Sobre o Liber Studium e a Arqueologia do Capitalismo

Texto de Beatriz Valladão Thiesen

A partir dos anos 90, uma forte corrente de estudiosos na América passou a defender o Capitalismo como o foco adequado da tradicionalmente chamada Arqueologia Histórica, que passou a ser considerada como o estudo “em termos históricos, culturais e sociais concretos dos efeitos do mercantilismo e do Capitalismo que foi trazido da Europa em fins do século XV e continua até hoje” (ORSER, 1992 p. 23). O mais importante de tudo é compreender que o avanço do sistema capitalista mundial foi responsável por uma feroz e intensa reordenação da sociedade que atingiu os mais diferentes níveis. De acordo com Lima (2002, p. 121),

profundas alterações foram e continuam sendo introduzidas nas relações inter-pessoais, nas relações sociais, nas relações com a natureza, na estrutura da família, na organização do trabalho, aí incluindo o doméstico, remodelando a maneira como pensamos acerca de nós mesmos, a maneira como criamos laços e construímos nossas ligações com os outros.

Essa cultura material diversificada carrega em si a narrativa de diferentes facetas de um mesmo drama: estratégias de sobrevivência, de dominação ou resistência; relações de trabalho, de gênero ou étnicas; divisões econômicas, religiosas ou espaciais, e tantas outras questões. Se o Capitalismo abrange todos os aspectos da vida, o estudo das suas origens e desenvolvimento não pode ser restrito somente à variáveis econômicas: ele engloba modo de vida, concepções sobre o indivíduo, maneiras à mesa, música, disciplina do corpo, etc.

Consolidado, embora também criticado, preferimos adotar o termo Arqueologia do Capitalismo a fim de não compactuar com a percepção etnocêntrica e binária que divide os povos entre os que não possuem história e os que possuem história. Por outro lado, esta é uma Arqueologia que procura o comprometimento social. Tomando as palavras de Funari (2002, p. 146) esta Arqueologia

abre a oportunidade para os arqueólogos confrontarem suas evidências de uma perspectiva crítica, observando as contradições tanto no passado como no presente (...). A Arqueologia brasileira tem, hoje, uma oportunidade sem igual de se engajar na recuperação dos grupos subalternos e de lutar por liberdade.
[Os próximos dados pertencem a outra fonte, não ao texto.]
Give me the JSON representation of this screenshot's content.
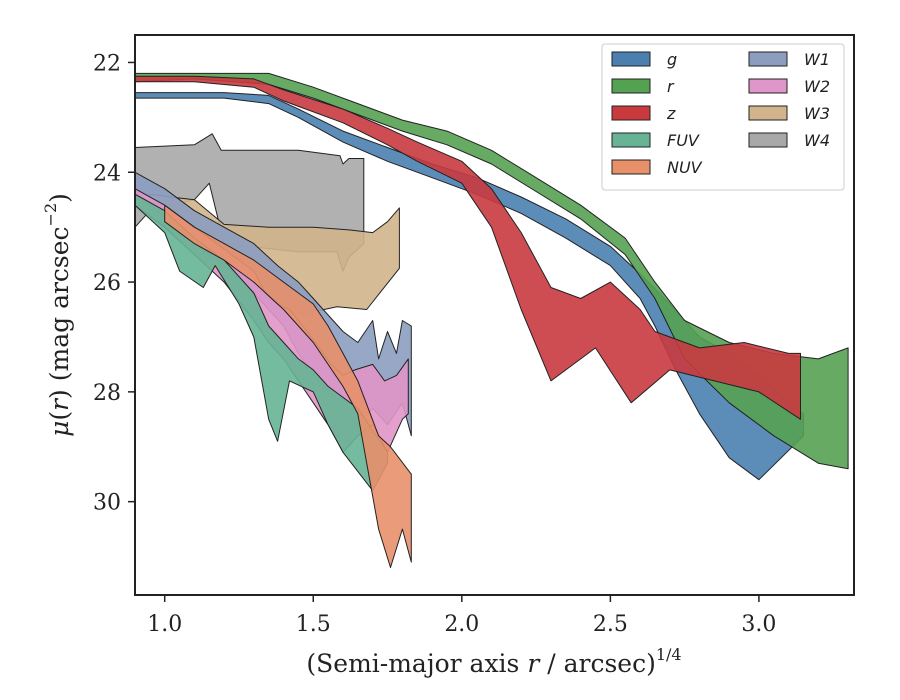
{
  "chart_data": {
    "type": "area",
    "title": "",
    "xlabel": "(Semi-major axis r / arcsec)",
    "xlabel_parts": {
      "pre": "(Semi-major axis ",
      "var": "r",
      "post": " / arcsec)",
      "sup": "1/4"
    },
    "ylabel": "μ(r) (mag arcsec−2)",
    "ylabel_parts": {
      "mu": "μ",
      "open": "(",
      "var": "r",
      "mid": ") (mag arcsec",
      "sup": "−2",
      "close": ")"
    },
    "xlim": [
      0.9,
      3.32
    ],
    "ylim": [
      31.7,
      21.5
    ],
    "y_inverted": true,
    "xticks": [
      1.0,
      1.5,
      2.0,
      2.5,
      3.0
    ],
    "xtick_labels": [
      "1.0",
      "1.5",
      "2.0",
      "2.5",
      "3.0"
    ],
    "yticks": [
      22,
      24,
      26,
      28,
      30
    ],
    "ytick_labels": [
      "22",
      "24",
      "26",
      "28",
      "30"
    ],
    "grid": false,
    "legend_position": "top-right",
    "legend_columns": 2,
    "series": [
      {
        "name": "W4",
        "color": "#a8a8a8",
        "upper": [
          [
            0.9,
            23.55
          ],
          [
            1.1,
            23.5
          ],
          [
            1.16,
            23.3
          ],
          [
            1.19,
            23.6
          ],
          [
            1.45,
            23.6
          ],
          [
            1.59,
            23.7
          ],
          [
            1.6,
            23.85
          ],
          [
            1.62,
            23.75
          ],
          [
            1.67,
            23.75
          ],
          [
            1.67,
            24.95
          ],
          [
            1.67,
            25.3
          ]
        ],
        "lower": [
          [
            0.9,
            25.0
          ],
          [
            0.95,
            24.7
          ],
          [
            1.1,
            24.5
          ],
          [
            1.15,
            24.2
          ],
          [
            1.2,
            25.3
          ],
          [
            1.45,
            25.45
          ],
          [
            1.58,
            25.45
          ],
          [
            1.6,
            25.8
          ],
          [
            1.62,
            25.55
          ],
          [
            1.67,
            25.3
          ]
        ]
      },
      {
        "name": "W3",
        "color": "#d2b48c",
        "upper": [
          [
            0.95,
            24.4
          ],
          [
            1.02,
            24.45
          ],
          [
            1.1,
            24.5
          ],
          [
            1.2,
            24.95
          ],
          [
            1.35,
            25.0
          ],
          [
            1.5,
            25.0
          ],
          [
            1.62,
            25.05
          ],
          [
            1.7,
            25.1
          ],
          [
            1.75,
            24.9
          ],
          [
            1.79,
            24.65
          ]
        ],
        "lower": [
          [
            0.95,
            24.6
          ],
          [
            1.1,
            25.3
          ],
          [
            1.25,
            25.9
          ],
          [
            1.35,
            26.3
          ],
          [
            1.45,
            26.6
          ],
          [
            1.58,
            26.45
          ],
          [
            1.68,
            26.5
          ],
          [
            1.79,
            25.75
          ]
        ]
      },
      {
        "name": "W1",
        "color": "#8c9dc0",
        "upper": [
          [
            0.9,
            24.0
          ],
          [
            1.0,
            24.3
          ],
          [
            1.1,
            24.7
          ],
          [
            1.2,
            25.0
          ],
          [
            1.3,
            25.3
          ],
          [
            1.38,
            25.7
          ],
          [
            1.45,
            26.0
          ],
          [
            1.5,
            26.3
          ],
          [
            1.55,
            26.6
          ],
          [
            1.6,
            26.9
          ],
          [
            1.65,
            27.1
          ],
          [
            1.7,
            26.7
          ],
          [
            1.72,
            27.4
          ],
          [
            1.75,
            26.9
          ],
          [
            1.78,
            27.3
          ],
          [
            1.8,
            26.7
          ],
          [
            1.83,
            26.8
          ],
          [
            1.83,
            28.8
          ]
        ],
        "lower": [
          [
            0.9,
            24.4
          ],
          [
            1.0,
            24.8
          ],
          [
            1.1,
            25.3
          ],
          [
            1.2,
            25.7
          ],
          [
            1.3,
            26.2
          ],
          [
            1.4,
            26.8
          ],
          [
            1.45,
            27.3
          ],
          [
            1.5,
            27.7
          ],
          [
            1.55,
            28.0
          ],
          [
            1.6,
            28.3
          ],
          [
            1.65,
            28.6
          ],
          [
            1.7,
            28.3
          ],
          [
            1.75,
            28.6
          ],
          [
            1.8,
            28.2
          ],
          [
            1.83,
            28.8
          ]
        ]
      },
      {
        "name": "W2",
        "color": "#e096c8",
        "upper": [
          [
            0.9,
            24.3
          ],
          [
            1.0,
            24.6
          ],
          [
            1.1,
            25.0
          ],
          [
            1.2,
            25.4
          ],
          [
            1.3,
            25.8
          ],
          [
            1.34,
            26.2
          ],
          [
            1.38,
            26.4
          ],
          [
            1.42,
            26.5
          ],
          [
            1.48,
            26.9
          ],
          [
            1.52,
            27.2
          ],
          [
            1.56,
            27.5
          ],
          [
            1.6,
            27.7
          ],
          [
            1.64,
            27.6
          ],
          [
            1.7,
            27.5
          ],
          [
            1.74,
            27.8
          ],
          [
            1.78,
            27.7
          ],
          [
            1.82,
            27.4
          ]
        ],
        "lower": [
          [
            0.9,
            24.6
          ],
          [
            1.0,
            25.0
          ],
          [
            1.1,
            25.5
          ],
          [
            1.2,
            26.0
          ],
          [
            1.3,
            26.7
          ],
          [
            1.35,
            27.1
          ],
          [
            1.4,
            27.4
          ],
          [
            1.45,
            27.8
          ],
          [
            1.5,
            28.2
          ],
          [
            1.55,
            28.6
          ],
          [
            1.6,
            29.1
          ],
          [
            1.65,
            28.8
          ],
          [
            1.7,
            28.6
          ],
          [
            1.75,
            29.1
          ],
          [
            1.8,
            28.5
          ],
          [
            1.82,
            28.4
          ]
        ]
      },
      {
        "name": "FUV",
        "color": "#66b495",
        "upper": [
          [
            0.9,
            24.4
          ],
          [
            1.0,
            24.7
          ],
          [
            1.1,
            25.2
          ],
          [
            1.2,
            25.6
          ],
          [
            1.3,
            26.2
          ],
          [
            1.35,
            26.8
          ],
          [
            1.4,
            27.1
          ],
          [
            1.45,
            27.4
          ],
          [
            1.5,
            27.6
          ],
          [
            1.55,
            27.9
          ],
          [
            1.6,
            28.1
          ],
          [
            1.65,
            28.3
          ],
          [
            1.7,
            28.7
          ],
          [
            1.75,
            29.1
          ]
        ],
        "lower": [
          [
            0.9,
            24.6
          ],
          [
            1.0,
            25.1
          ],
          [
            1.05,
            25.8
          ],
          [
            1.13,
            26.1
          ],
          [
            1.17,
            25.7
          ],
          [
            1.25,
            26.4
          ],
          [
            1.3,
            27.0
          ],
          [
            1.35,
            28.5
          ],
          [
            1.38,
            28.9
          ],
          [
            1.42,
            27.8
          ],
          [
            1.5,
            28.0
          ],
          [
            1.55,
            28.6
          ],
          [
            1.6,
            29.1
          ],
          [
            1.7,
            29.8
          ],
          [
            1.75,
            29.3
          ]
        ]
      },
      {
        "name": "NUV",
        "color": "#e8906a",
        "upper": [
          [
            1.0,
            24.6
          ],
          [
            1.1,
            25.0
          ],
          [
            1.2,
            25.3
          ],
          [
            1.3,
            25.6
          ],
          [
            1.4,
            26.0
          ],
          [
            1.5,
            26.4
          ],
          [
            1.55,
            26.8
          ],
          [
            1.6,
            27.3
          ],
          [
            1.65,
            27.8
          ],
          [
            1.72,
            28.8
          ],
          [
            1.76,
            29.0
          ],
          [
            1.83,
            29.5
          ]
        ],
        "lower": [
          [
            1.0,
            24.9
          ],
          [
            1.1,
            25.3
          ],
          [
            1.2,
            25.6
          ],
          [
            1.3,
            26.0
          ],
          [
            1.4,
            26.5
          ],
          [
            1.5,
            27.1
          ],
          [
            1.55,
            27.5
          ],
          [
            1.6,
            27.9
          ],
          [
            1.65,
            28.4
          ],
          [
            1.72,
            30.5
          ],
          [
            1.76,
            31.2
          ],
          [
            1.8,
            30.5
          ],
          [
            1.83,
            31.1
          ]
        ]
      },
      {
        "name": "g",
        "color": "#4a7fb0",
        "upper": [
          [
            0.9,
            22.55
          ],
          [
            1.2,
            22.55
          ],
          [
            1.35,
            22.6
          ],
          [
            1.45,
            22.85
          ],
          [
            1.6,
            23.25
          ],
          [
            1.75,
            23.55
          ],
          [
            1.9,
            23.85
          ],
          [
            2.05,
            24.1
          ],
          [
            2.2,
            24.45
          ],
          [
            2.35,
            24.85
          ],
          [
            2.5,
            25.35
          ],
          [
            2.6,
            25.85
          ],
          [
            2.7,
            26.4
          ],
          [
            2.8,
            27.0
          ],
          [
            2.9,
            27.3
          ],
          [
            3.0,
            27.7
          ],
          [
            3.1,
            28.2
          ],
          [
            3.15,
            28.4
          ]
        ],
        "lower": [
          [
            0.9,
            22.65
          ],
          [
            1.2,
            22.65
          ],
          [
            1.35,
            22.75
          ],
          [
            1.45,
            23.0
          ],
          [
            1.6,
            23.45
          ],
          [
            1.75,
            23.8
          ],
          [
            1.9,
            24.1
          ],
          [
            2.05,
            24.4
          ],
          [
            2.2,
            24.75
          ],
          [
            2.35,
            25.2
          ],
          [
            2.5,
            25.7
          ],
          [
            2.6,
            26.3
          ],
          [
            2.65,
            26.8
          ],
          [
            2.72,
            27.6
          ],
          [
            2.8,
            28.4
          ],
          [
            2.9,
            29.2
          ],
          [
            3.0,
            29.6
          ],
          [
            3.15,
            28.8
          ]
        ]
      },
      {
        "name": "r",
        "color": "#55a152",
        "upper": [
          [
            0.9,
            22.2
          ],
          [
            1.1,
            22.2
          ],
          [
            1.35,
            22.2
          ],
          [
            1.5,
            22.45
          ],
          [
            1.65,
            22.75
          ],
          [
            1.8,
            23.05
          ],
          [
            1.95,
            23.25
          ],
          [
            2.1,
            23.6
          ],
          [
            2.25,
            24.1
          ],
          [
            2.4,
            24.6
          ],
          [
            2.55,
            25.2
          ],
          [
            2.65,
            26.0
          ],
          [
            2.75,
            26.7
          ],
          [
            2.9,
            27.1
          ],
          [
            3.05,
            27.3
          ],
          [
            3.2,
            27.4
          ],
          [
            3.3,
            27.2
          ]
        ],
        "lower": [
          [
            0.9,
            22.35
          ],
          [
            1.1,
            22.3
          ],
          [
            1.35,
            22.4
          ],
          [
            1.5,
            22.65
          ],
          [
            1.65,
            22.95
          ],
          [
            1.8,
            23.25
          ],
          [
            1.95,
            23.5
          ],
          [
            2.1,
            23.85
          ],
          [
            2.25,
            24.35
          ],
          [
            2.4,
            24.85
          ],
          [
            2.55,
            25.5
          ],
          [
            2.65,
            26.3
          ],
          [
            2.75,
            27.4
          ],
          [
            2.9,
            28.2
          ],
          [
            3.05,
            28.8
          ],
          [
            3.2,
            29.3
          ],
          [
            3.3,
            29.4
          ]
        ]
      },
      {
        "name": "z",
        "color": "#c93a3f",
        "upper": [
          [
            0.9,
            22.25
          ],
          [
            1.1,
            22.25
          ],
          [
            1.3,
            22.3
          ],
          [
            1.4,
            22.5
          ],
          [
            1.6,
            22.85
          ],
          [
            1.75,
            23.2
          ],
          [
            1.85,
            23.45
          ],
          [
            2.0,
            23.8
          ],
          [
            2.1,
            24.3
          ],
          [
            2.2,
            25.1
          ],
          [
            2.3,
            26.1
          ],
          [
            2.4,
            26.3
          ],
          [
            2.5,
            26.0
          ],
          [
            2.6,
            26.5
          ],
          [
            2.65,
            26.9
          ],
          [
            2.8,
            27.2
          ],
          [
            2.95,
            27.1
          ],
          [
            3.1,
            27.3
          ],
          [
            3.14,
            27.3
          ]
        ],
        "lower": [
          [
            0.9,
            22.35
          ],
          [
            1.1,
            22.35
          ],
          [
            1.3,
            22.45
          ],
          [
            1.4,
            22.7
          ],
          [
            1.6,
            23.1
          ],
          [
            1.75,
            23.5
          ],
          [
            1.85,
            23.8
          ],
          [
            2.0,
            24.2
          ],
          [
            2.1,
            25.0
          ],
          [
            2.2,
            26.5
          ],
          [
            2.3,
            27.8
          ],
          [
            2.45,
            27.2
          ],
          [
            2.57,
            28.2
          ],
          [
            2.7,
            27.6
          ],
          [
            2.85,
            27.8
          ],
          [
            3.0,
            28.0
          ],
          [
            3.14,
            28.5
          ]
        ]
      }
    ],
    "legend_order": [
      "g",
      "r",
      "z",
      "FUV",
      "NUV",
      "W1",
      "W2",
      "W3",
      "W4"
    ]
  }
}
O objetivo final da Arqueologia do Capitalismo é uma prática que desafia o próprio Capitalismo. É com base nestas considerações que justificamos a existência nesta Universidade, no Instituto de Ciências Humanas e da Informação, do Liber Studium – Laboratório de Arqueologia do Capitalismo.

 

Objetivos do Laboratório: 

  1. Realizar pesquisas arqueológicas com foco nas questões vinculadas ao capitalismo e seus vários componentes, desde o final do século XIV até hoje;
  2. Promover a divulgação dos resultados das pesquisas nele desenvolvidas;
  3. Promover a divulgação do conhecimento arqueológico através de atividades de ensino, pesquisa e extensão;
  4. Prestar assessoria técnica e científica a outras instituições de ensino e/ou de pesquisa públicas ou privadas atuando na área da cultura e do patrimônio cultural;
  5. Apoiar o ensino e a pesquisa de graduação e pós-graduação.

Referências

FUNARI, P. P. A. Desaparecimento e emergência dos grupos subordinados na arqueologia brasileira. Horizontes Antropológicos, Porto Alegre, ano 8, n. 18, p. 131-153, 2002.

LIMA, T. A. O papel da arqueologia histórica no mundo globalizado.  In: SENATORE, M. X. e ZARANKIN, A. Arqueologia da sociedade moderna na América do Sul: cultura material, discursos e práticas. Buenos Aires: Ediciones Del Trident (Coleccion Cientifica), p. 117-127, 2002.

ORSER, C. E. Jr. Introdução à Arqueologia Histórica – Tradução e apresentação Pedro Tradução e apresentação Pedro Paulo Abreu Funari. Belo Horizonte: Oficina de Livros, 1992.